Роман Шапиро
Руководитель дирекции информационной безопасности «Почта России»
В 2002 году с отличием окончил Академию Федерального агентства правительственной связи и информации. В 2014 получил степень магистра наук в управлении ИТ-проектами в Ливерпульском университете (Великобритания). Роман имеет более 20 лет опыта работы в известных ИТ-компаниях на высших руководящих позициях, таких как директор по информационной безопасности, директор по продажам, руководитель обособленного подразделения.
В 2020 году покинул компанию ОАО «ИнфоТеКС» и перешёл в компанию «Ростелеком-Солар» на позицию директора по региональным продажам. В настоящее время — руководитель дирекции информационной безопасности «Почта России».
Специализируется на реализации крупнейших проектов по построению систем информационной безопасности, в том числе на геораспределённых объектах инфраструктуры в масштабе всей страны, а также на создании новых подходов к обеспечению информационной безопасности в условиях ограниченных кадровых ресурсов и финансирования.
Редакция Anti-Malware.ru провела интервью с Романом Шапиро, руководителем дирекции информационной безопасности «Почты России», и Мариной Усовой, директором управления корпоративных продаж «Лаборатории Касперского». В разговоре поднимались вопросы защиты цепочек поставок, актуальные угрозы для промышленных предприятий и подходы к управлению безопасностью инфраструктуры. Участники обсудили практические аспекты взаимодействия крупных организаций с поставщиками, методы снижения рисков при работе с контрагентами и роль ИБ в обеспечении устойчивости бизнес-процессов.
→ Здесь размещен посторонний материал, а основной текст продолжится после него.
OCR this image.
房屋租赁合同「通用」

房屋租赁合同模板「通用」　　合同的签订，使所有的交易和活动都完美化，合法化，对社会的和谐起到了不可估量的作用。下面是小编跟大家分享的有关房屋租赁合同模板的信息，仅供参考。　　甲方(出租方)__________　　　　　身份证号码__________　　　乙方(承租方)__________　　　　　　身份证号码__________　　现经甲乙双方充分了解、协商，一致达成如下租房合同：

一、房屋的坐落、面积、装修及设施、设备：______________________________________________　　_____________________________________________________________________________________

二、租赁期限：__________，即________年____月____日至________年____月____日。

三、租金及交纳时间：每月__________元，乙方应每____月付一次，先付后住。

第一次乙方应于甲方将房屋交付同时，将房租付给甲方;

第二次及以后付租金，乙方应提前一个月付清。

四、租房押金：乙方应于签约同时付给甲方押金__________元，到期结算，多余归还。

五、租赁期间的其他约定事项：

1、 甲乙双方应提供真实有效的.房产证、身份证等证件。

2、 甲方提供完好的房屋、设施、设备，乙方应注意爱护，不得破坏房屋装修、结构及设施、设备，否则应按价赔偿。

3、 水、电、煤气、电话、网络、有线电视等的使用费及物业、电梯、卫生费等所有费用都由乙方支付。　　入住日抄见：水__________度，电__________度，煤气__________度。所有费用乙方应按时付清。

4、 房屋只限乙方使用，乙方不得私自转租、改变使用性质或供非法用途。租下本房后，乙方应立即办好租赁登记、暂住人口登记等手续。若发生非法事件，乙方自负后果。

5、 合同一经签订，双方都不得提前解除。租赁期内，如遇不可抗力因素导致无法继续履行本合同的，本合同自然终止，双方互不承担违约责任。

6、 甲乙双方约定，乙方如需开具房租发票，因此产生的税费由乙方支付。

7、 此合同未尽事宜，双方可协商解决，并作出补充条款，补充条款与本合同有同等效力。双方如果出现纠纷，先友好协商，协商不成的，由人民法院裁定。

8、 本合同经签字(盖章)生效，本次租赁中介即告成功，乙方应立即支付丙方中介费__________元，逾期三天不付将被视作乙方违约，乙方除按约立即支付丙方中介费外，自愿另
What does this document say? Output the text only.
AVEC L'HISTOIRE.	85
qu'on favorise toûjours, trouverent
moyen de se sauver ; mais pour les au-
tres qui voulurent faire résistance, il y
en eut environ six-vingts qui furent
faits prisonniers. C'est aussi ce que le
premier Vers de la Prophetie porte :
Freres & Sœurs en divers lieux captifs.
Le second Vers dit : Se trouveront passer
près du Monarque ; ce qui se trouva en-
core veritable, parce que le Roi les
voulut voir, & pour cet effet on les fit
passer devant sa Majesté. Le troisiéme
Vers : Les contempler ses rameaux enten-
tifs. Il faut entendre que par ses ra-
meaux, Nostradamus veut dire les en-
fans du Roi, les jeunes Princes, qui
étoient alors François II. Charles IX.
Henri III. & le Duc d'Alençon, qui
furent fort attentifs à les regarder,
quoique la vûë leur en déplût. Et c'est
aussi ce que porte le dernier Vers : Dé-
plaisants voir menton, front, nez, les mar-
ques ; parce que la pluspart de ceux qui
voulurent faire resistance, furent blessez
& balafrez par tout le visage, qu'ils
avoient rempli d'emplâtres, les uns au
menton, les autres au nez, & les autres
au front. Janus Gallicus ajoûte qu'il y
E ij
Мы работаем здесь, на конференции KICS Conf 2025 в Сочи. Поговорим о промышленной кибербезопасности и не только. В частности, хотел бы обсудить цепочки поставок и защиту от атак на них. Это кажется особенно важным для промышленных компаний. Роман, насколько сегодня актуальна защита от таких угроз? Можно ли сказать, что этот риск выходит на первый план?
Р.Ш.: Действительно, если взглянуть на статистику, которую в том числе приводили коллеги из «Лаборатории Касперского» сегодня на конференции, атаки через цепочку поставщиков занимают примерно 3-е место по частоте. Это значит, что практически любая компания, не только технологическая, не может игнорировать риски, связанные с атаками на своих контрагентов. Считать такие угрозы невозможными уже нельзя. Более того, это один из самых труднодетектируемых способов проникновения, когда проблемы возникают через доверенные стороны.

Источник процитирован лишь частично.